Organisé par le Comité scientifique et technique du programme Strabon, ce débat a réuni cinq membres de ce Comité et une représentante d’un des partenaires du Consortium. Cinq exposés libres s’inscrivant dans le cadre des problématiques développées par STRABON y ont été présentés.

Maurice AYMARD, Directeur d’études à l’École des Hautes Études en Sciences Sociales et Administrateur de la Fondation Maison des sciences de l’homme. Président du Comité scientifique et technique de STRABON
Avec la participation de :
Harald WEINRICH, Professeur honoraire au Collège de France. Membre du Comité scientifique et technique de STRABON
Maurice GODELIER, Directeur d’études à l’École des Hautes Études en Sciences Sociales. Membre du Comité scientifique et technique de STRABON
Daniel THEROND, Chef de la division du Patrimoine culturel et Secrétaire du Comité directeur pour le patrimoine culturel, Conseil de l’Europe. Membre du Comité scientifique et technique de STRABON
Abdelaziz TOURI, Secrétaire Général au ministère marocain de la Culture.
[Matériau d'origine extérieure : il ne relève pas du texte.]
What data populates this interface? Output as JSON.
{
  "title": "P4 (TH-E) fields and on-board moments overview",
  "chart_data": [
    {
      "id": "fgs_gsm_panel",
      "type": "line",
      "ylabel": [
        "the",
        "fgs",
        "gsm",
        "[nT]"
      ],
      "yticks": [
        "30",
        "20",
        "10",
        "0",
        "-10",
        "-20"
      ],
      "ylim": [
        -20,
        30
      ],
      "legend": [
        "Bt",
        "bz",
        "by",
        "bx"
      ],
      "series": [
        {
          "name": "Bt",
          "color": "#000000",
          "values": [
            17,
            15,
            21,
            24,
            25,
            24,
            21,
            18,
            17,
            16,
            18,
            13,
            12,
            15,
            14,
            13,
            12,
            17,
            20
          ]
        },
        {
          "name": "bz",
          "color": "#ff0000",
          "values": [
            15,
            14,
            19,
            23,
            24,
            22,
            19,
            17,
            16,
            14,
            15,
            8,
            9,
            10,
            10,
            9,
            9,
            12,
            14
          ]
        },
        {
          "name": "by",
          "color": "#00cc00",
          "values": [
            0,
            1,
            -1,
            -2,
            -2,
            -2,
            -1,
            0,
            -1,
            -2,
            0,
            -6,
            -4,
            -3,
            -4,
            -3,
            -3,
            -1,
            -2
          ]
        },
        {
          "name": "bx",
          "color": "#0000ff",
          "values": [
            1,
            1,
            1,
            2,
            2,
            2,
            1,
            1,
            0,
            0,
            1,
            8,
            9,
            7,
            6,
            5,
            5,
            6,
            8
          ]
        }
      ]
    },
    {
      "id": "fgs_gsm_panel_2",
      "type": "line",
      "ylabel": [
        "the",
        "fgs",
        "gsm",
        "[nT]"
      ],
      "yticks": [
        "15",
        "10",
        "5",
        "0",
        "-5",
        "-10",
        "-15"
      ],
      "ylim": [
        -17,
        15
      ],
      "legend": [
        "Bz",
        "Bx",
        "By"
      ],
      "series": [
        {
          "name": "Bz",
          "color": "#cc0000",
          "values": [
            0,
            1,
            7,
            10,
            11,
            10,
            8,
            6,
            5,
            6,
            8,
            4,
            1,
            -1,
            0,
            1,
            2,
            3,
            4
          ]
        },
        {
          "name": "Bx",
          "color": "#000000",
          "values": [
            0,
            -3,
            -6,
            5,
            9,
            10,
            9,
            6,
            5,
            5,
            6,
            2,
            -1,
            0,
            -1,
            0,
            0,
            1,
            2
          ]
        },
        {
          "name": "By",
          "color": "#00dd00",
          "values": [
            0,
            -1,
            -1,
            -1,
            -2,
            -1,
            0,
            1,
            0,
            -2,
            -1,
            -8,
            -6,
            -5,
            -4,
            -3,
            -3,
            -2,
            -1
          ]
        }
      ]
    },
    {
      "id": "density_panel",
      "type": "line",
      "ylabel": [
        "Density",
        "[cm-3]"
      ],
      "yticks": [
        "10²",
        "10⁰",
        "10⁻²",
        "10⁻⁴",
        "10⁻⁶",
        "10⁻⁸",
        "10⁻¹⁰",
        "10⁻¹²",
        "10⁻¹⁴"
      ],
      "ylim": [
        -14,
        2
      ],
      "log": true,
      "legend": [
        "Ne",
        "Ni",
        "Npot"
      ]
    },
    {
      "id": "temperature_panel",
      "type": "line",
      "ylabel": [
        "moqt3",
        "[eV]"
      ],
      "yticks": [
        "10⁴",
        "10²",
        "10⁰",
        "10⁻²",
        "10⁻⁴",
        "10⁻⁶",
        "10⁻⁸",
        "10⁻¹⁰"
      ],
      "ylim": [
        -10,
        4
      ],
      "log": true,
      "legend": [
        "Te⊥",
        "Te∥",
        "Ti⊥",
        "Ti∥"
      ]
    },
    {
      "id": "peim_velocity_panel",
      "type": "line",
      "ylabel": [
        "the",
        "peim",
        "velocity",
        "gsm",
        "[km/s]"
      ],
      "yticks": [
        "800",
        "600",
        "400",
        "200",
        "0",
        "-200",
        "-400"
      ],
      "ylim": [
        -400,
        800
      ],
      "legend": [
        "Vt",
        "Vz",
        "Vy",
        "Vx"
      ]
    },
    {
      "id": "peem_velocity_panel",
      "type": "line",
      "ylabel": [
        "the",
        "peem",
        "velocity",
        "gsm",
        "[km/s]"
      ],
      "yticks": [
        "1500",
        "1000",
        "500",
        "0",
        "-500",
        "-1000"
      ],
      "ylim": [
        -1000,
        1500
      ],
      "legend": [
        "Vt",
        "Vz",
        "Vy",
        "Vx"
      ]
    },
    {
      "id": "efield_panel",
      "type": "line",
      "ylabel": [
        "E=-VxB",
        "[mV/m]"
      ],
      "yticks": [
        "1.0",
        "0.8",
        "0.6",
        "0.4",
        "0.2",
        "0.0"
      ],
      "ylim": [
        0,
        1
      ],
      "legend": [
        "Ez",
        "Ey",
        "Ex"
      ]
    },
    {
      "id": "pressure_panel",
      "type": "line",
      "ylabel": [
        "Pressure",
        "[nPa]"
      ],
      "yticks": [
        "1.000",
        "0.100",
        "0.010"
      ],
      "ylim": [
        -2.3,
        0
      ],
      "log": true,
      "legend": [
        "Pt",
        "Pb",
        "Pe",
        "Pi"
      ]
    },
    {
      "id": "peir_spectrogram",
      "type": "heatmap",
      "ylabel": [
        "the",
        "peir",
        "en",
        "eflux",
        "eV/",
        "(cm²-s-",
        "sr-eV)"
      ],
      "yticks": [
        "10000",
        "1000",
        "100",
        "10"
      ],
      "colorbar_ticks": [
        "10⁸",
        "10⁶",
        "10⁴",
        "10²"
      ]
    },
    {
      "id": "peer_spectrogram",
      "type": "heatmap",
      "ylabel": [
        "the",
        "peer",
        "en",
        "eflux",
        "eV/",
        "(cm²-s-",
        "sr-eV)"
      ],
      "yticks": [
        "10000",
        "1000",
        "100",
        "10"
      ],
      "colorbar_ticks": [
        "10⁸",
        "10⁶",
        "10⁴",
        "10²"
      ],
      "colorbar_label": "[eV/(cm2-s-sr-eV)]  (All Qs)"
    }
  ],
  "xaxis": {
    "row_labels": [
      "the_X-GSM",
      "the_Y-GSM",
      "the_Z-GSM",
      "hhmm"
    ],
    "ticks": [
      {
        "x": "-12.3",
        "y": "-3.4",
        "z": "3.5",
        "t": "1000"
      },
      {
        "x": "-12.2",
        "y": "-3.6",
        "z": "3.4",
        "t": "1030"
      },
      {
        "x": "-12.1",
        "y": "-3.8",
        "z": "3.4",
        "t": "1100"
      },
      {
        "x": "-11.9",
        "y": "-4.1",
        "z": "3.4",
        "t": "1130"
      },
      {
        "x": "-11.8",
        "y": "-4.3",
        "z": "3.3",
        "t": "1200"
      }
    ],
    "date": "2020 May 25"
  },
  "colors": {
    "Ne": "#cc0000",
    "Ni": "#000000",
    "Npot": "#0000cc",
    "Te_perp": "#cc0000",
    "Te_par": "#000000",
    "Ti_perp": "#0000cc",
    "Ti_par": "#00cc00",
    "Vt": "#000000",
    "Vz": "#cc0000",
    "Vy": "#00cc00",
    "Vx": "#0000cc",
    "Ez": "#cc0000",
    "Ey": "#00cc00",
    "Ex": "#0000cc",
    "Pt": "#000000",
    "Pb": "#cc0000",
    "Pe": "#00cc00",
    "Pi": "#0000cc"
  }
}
Membre du Comité scientifique et technique de STRABON
Rabiha DABBAS, Conseillère auprès du département des Antiquités du ministère jordanien du Tourisme et des Antiquités, Directrice des relations publiques et culturelles au sein de ce département
Harald WEINRICH a ouvert le débat avec un exposé intitulé « Strabon-Idrisi. Pour un dialogue culturel entre la rive nord et la rive sud de la Méditerranée », au cours duquel, partant de l’exemple de l’ouvrage de Plutarque, Vies parallèles et commençant par établir, dans cette perspective, un parallèle entre l’historien- géographe de l’antiquité grecque Strabon et le géographe arabe Idrisi qui a vécu au XIIe siècle, il a proposé des pistes de réflexion pour établir des parallèles culturels plus nombreux entre les rives nord et sud de la Méditerranée.
Maurice GODELIER a présenté, dans ses grandes lignes, le programme ECHO-1 (European Cultural Heritage on Line), consacré à la mise en ligne de banques de données objet et société sur les collections d’objets non-européens conservées dans les musées européens et non-européens, ainsi que le prototype en cours de réalisation consacré aux Toungouzes de Sibérie.
Pour sa part, Daniel THÉROND s’est penché sur la politique développée en matière de valorisation du patrimoine par le Conseil de l’Europe et par l’Union européenne, à partir d’exemples concrets de programmes mis en œuvre, en cours de réalisation ou déjà achevés
Abdelaziz TOURI s’est intéressé aux questions de préservation, de protection et de mise en valeur du patrimoine dans une perspective de développement durable, et il a accordé une attention particulière à l’exemple marocain.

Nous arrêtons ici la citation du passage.